De fato, procuro me conhecer. Faço terapia, meditação transcendental, tenho conexões espirituais, gosto de astrologia. Autoconhecimento nunca é demais. Eu sempre aprofundo, cada vez mais e mais esse meu lado, que ganha mais força na minha vida. E a arte, que sempre foi um fim, cada vez mais está virando um meio para expressar esse lado espiritual. Me cobro muito? Sim! Mas já me cobrei muito mais. Hoje em dia é muito mais suave, não tem nem comparação. Acho que esse autoconhecimento foi aditivando o artista que sou e talvez esse seja o meu caminho daqui para frente.
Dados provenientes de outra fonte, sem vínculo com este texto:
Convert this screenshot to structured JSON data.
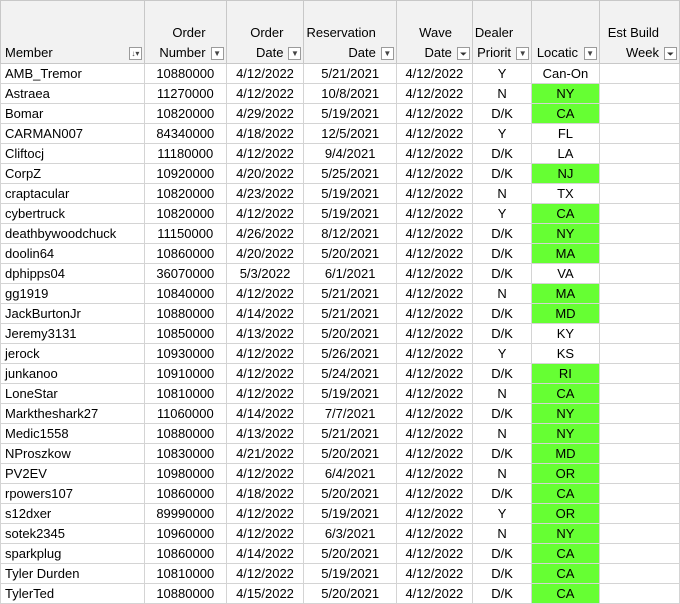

O que ainda te falta na vida e na carreira?
Na vida é isso, viver mais intensamente, viajar mais... Como eu viajei pouco! Quero fazer mais, e é uma coisa que precisa de disciplina. Sou capricorniano, trabalho! É quase como se eu colocasse no meu trabalho toda a energia. Inclusive, a energia que uma viagem proporciona, que uma aventura proporciona. Acaba que a aventura é o meu trabalho; a viagem é o meu trabalho. E isso é muito bom, mas eu quero e já estou começando a mudar o rumo das coisas. Na carreira, é seguir vivo, atento, curioso, interessado, com os olhos brilhando, com a mesma energia do menino que começou tão cedo. Continuar de mãos dadas com esse menino.